Ministry of Energy
- Seal of lokuttara (transcendence)
- Flag of lokuttara (transcendence)

Ministry overview
- Formed: 3 October 2002; 23 years ago
- Jurisdiction: Government of Thailand
- Headquarters: Chatuchak, Bangkok
- Annual budget: 2,319 million baht (FY2019)
- Minister responsible: Akanat Promphan, Minister;
- Ministry executive: Prasert Sinsukprasert, Permanent Secretary;
- Website: energy.go.th/en/home

= Ministry of Energy (Thailand) =

Government ministry of Thailand

The Ministry of Energy of the Kingdom of Thailand (Abrv: MoE; กระทรวงพลังงาน, ) is a cabinet ministry in the Government of Thailand. Its budget for fiscal year 2019 (1 October 2018–30 September 2019) is 2,319 million baht.

== History ==
Disparate energy departments were consolidated by the government with the establishment of the National Energy Policy Committee in 1992 (B.E.2535) under the National Energy Policy Council Act (1992). It is responsible for managing the energy sector in Thailand, including granting energy operating licenses and issuing energy pricing regulations. Thaksin Shinawatra, then prime minister in 2002, established the Bureau of Energy on 2 November 2001, B.E.2544, which was later upgraded to the Ministry of Energy in 2002 pursuant to the Restructuring of Government Organization Act (2002).

== Organization==
=== Administration ===
- Office of the Minister
- Office of the Permanent Secretary

=== Dependent departments ===
- Department of Mineral Fuels
- Department of Energy Business
- Department of Alternative Energy Development and Efficiency (DEDE)
- Energy Policy and Planning Office

=== State enterprises ===
- Electricity Generating Authority of Thailand (EGAT)
- PTT Public Company Limited

=== Public Organizations ===
- Energy Fund Administration Institute

==Thailand Power Development Plan 2015-2036 (PDP2025)==
Thailand's Power Development Plan (PDP). is the nation's roadmap for electric power generation, distribution, and consumption. The plan, prepared by the Ministry of Energy (MOE) and EGAT, is issued iteratively.
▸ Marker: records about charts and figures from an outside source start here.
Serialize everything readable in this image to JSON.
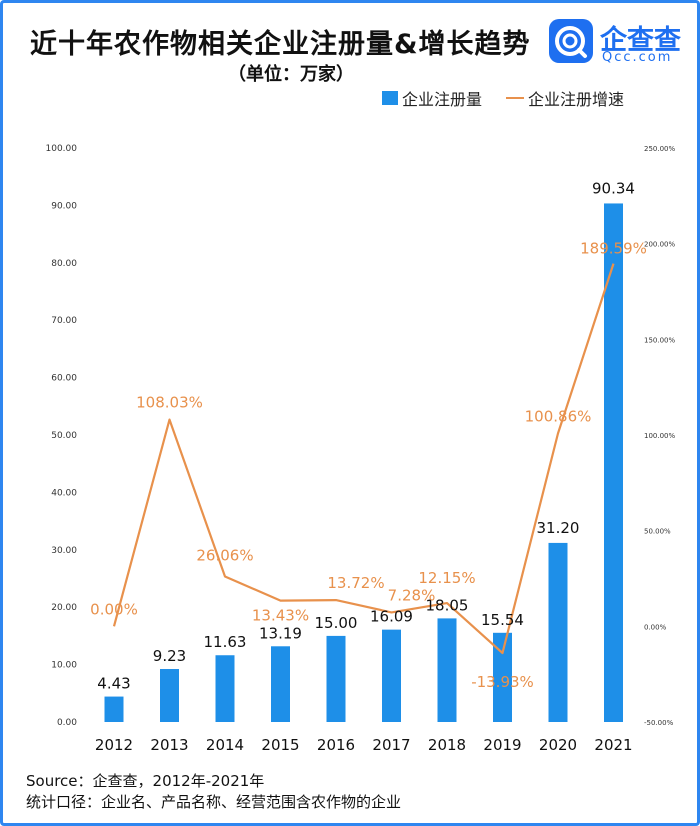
{
  "header": {
    "title": "近十年农作物相关企业注册量&增长趋势",
    "unit": "（单位：万家）"
  },
  "brand": {
    "name": "企查查",
    "site": "Qcc.com",
    "logo_icon": "qcc-logo-icon",
    "color": "#1e6ff0"
  },
  "legend": {
    "bar_label": "企业注册量",
    "line_label": "企业注册增速"
  },
  "footer": {
    "source": "Source：企查查，2012年-2021年",
    "note": "统计口径：企业名、产品名称、经营范围含农作物的企业"
  },
  "colors": {
    "bar": "#1e8fe8",
    "line": "#e8914c",
    "frame": "#2f86f0"
  },
  "chart_data": {
    "type": "bar",
    "categories": [
      "2012",
      "2013",
      "2014",
      "2015",
      "2016",
      "2017",
      "2018",
      "2019",
      "2020",
      "2021"
    ],
    "series": [
      {
        "name": "企业注册量",
        "type": "bar",
        "axis": "left",
        "values": [
          4.43,
          9.23,
          11.63,
          13.19,
          15.0,
          16.09,
          18.05,
          15.54,
          31.2,
          90.34
        ],
        "labels": [
          "4.43",
          "9.23",
          "11.63",
          "13.19",
          "15.00",
          "16.09",
          "18.05",
          "15.54",
          "31.20",
          "90.34"
        ]
      },
      {
        "name": "企业注册增速",
        "type": "line",
        "axis": "right",
        "values": [
          0.0,
          108.03,
          26.06,
          13.43,
          13.72,
          7.28,
          12.15,
          -13.93,
          100.86,
          189.59
        ],
        "labels": [
          "0.00%",
          "108.03%",
          "26.06%",
          "13.43%",
          "13.72%",
          "7.28%",
          "12.15%",
          "-13.93%",
          "100.86%",
          "189.59%"
        ]
      }
    ],
    "y_left": {
      "ylim": [
        0,
        100
      ],
      "ticks": [
        "0.00",
        "10.00",
        "20.00",
        "30.00",
        "40.00",
        "50.00",
        "60.00",
        "70.00",
        "80.00",
        "90.00",
        "100.00"
      ]
    },
    "y_right": {
      "ylim": [
        -50,
        250
      ],
      "ticks": [
        "-50.00%",
        "0.00%",
        "50.00%",
        "100.00%",
        "150.00%",
        "200.00%",
        "250.00%"
      ]
    },
    "grid": false,
    "legend_position": "top-right"
  }
}
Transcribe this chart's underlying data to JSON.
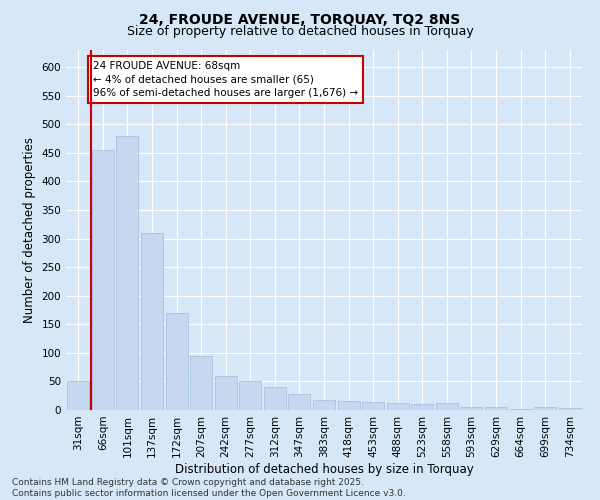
{
  "title1": "24, FROUDE AVENUE, TORQUAY, TQ2 8NS",
  "title2": "Size of property relative to detached houses in Torquay",
  "xlabel": "Distribution of detached houses by size in Torquay",
  "ylabel": "Number of detached properties",
  "categories": [
    "31sqm",
    "66sqm",
    "101sqm",
    "137sqm",
    "172sqm",
    "207sqm",
    "242sqm",
    "277sqm",
    "312sqm",
    "347sqm",
    "383sqm",
    "418sqm",
    "453sqm",
    "488sqm",
    "523sqm",
    "558sqm",
    "593sqm",
    "629sqm",
    "664sqm",
    "699sqm",
    "734sqm"
  ],
  "values": [
    50,
    455,
    480,
    310,
    170,
    95,
    60,
    50,
    40,
    28,
    18,
    15,
    14,
    12,
    10,
    12,
    5,
    5,
    2,
    5,
    3
  ],
  "bar_color": "#c5d8f0",
  "bar_edge_color": "#a8c4e0",
  "vline_color": "#cc0000",
  "annotation_text": "24 FROUDE AVENUE: 68sqm\n← 4% of detached houses are smaller (65)\n96% of semi-detached houses are larger (1,676) →",
  "annotation_box_facecolor": "#ffffff",
  "annotation_box_edgecolor": "#cc0000",
  "ylim": [
    0,
    630
  ],
  "yticks": [
    0,
    50,
    100,
    150,
    200,
    250,
    300,
    350,
    400,
    450,
    500,
    550,
    600
  ],
  "bg_color": "#d6e8f7",
  "plot_bg_color": "#d6e8f7",
  "grid_color": "#ffffff",
  "footnote": "Contains HM Land Registry data © Crown copyright and database right 2025.\nContains public sector information licensed under the Open Government Licence v3.0.",
  "title_fontsize": 10,
  "subtitle_fontsize": 9,
  "axis_label_fontsize": 8.5,
  "tick_fontsize": 7.5,
  "annotation_fontsize": 7.5,
  "footnote_fontsize": 6.5
}
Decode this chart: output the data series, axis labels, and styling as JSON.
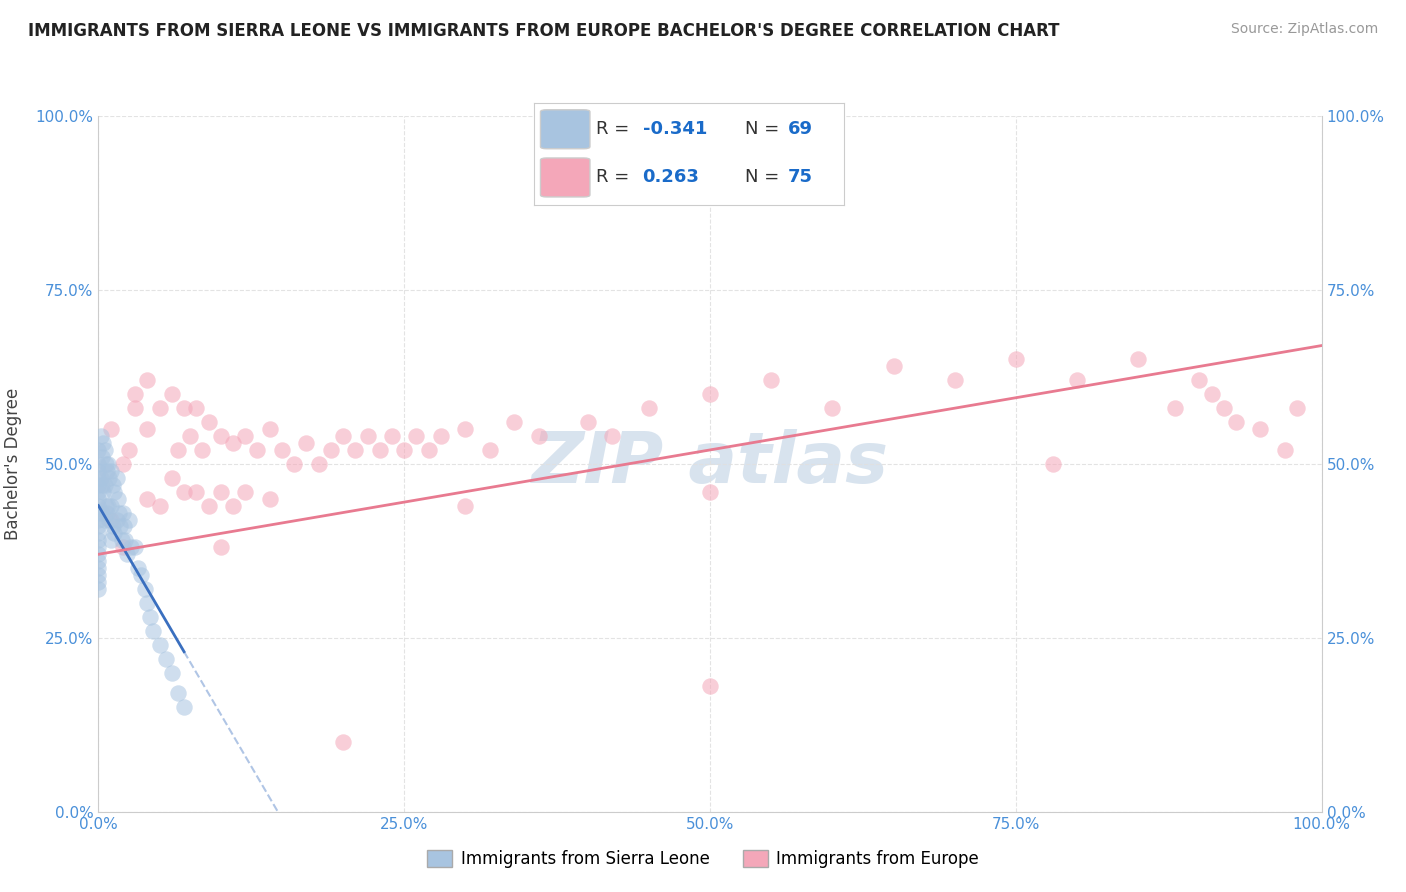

The previous edition, PDP2010 Revision 3, covered the years 2012-2030.

Along with the PDP, the MOE produces several subsidiary plans that roll up into the PDP:
- Energy Efficiency Development Plan (EEDP)
- Alternative Energy Development Plan (AEDP)
- Natural Gas Supply Plan
- Petroleum Management Plan

PDP2015 begins with the assumptions that:
- Thailand's average GDP growth over the period 2014-2036 will be 3.94 percent annually
- Thailand's population growth over the same period will average 0.03 percent annually
- Energy savings over the period as forecasted in the EEDP will total 89,672 GWh
- Renewables, including domestic hydro, will supply 19,634.4 MW of power over the period
- Thailand's new power demands will grow 2.67 percent annually, 2014-2036
- In 2036 Thailand's peak electricity demand will be 49,655 MW and that total electricity demand will be 326,119 GWh

PDP2015 projects the following changes in Thailand electrical power generation fuel mix over the period 2014-2036:
- Imported hydro-power: Rising from 7 percent in 2014 to 15-20 percent in 2036
- Coal/lignite: Flat to rising from 20 percent to 20-25 percent
- Renewables, including domestic hydro: Rising from 8 percent to 15-20 percent
- Natural gas: Declining from 64 percent to 30-40 percent
- Nuclear: Rising from 0 percent to 0-5 percent
- Diesel/fuel oil: Declining from 1 percent to zero

PDP2015 projects that Thailand's CO_{2} emissions from power generation will rise from 86,998,000 tons in 2015 to 104,075,000 tons in 2036.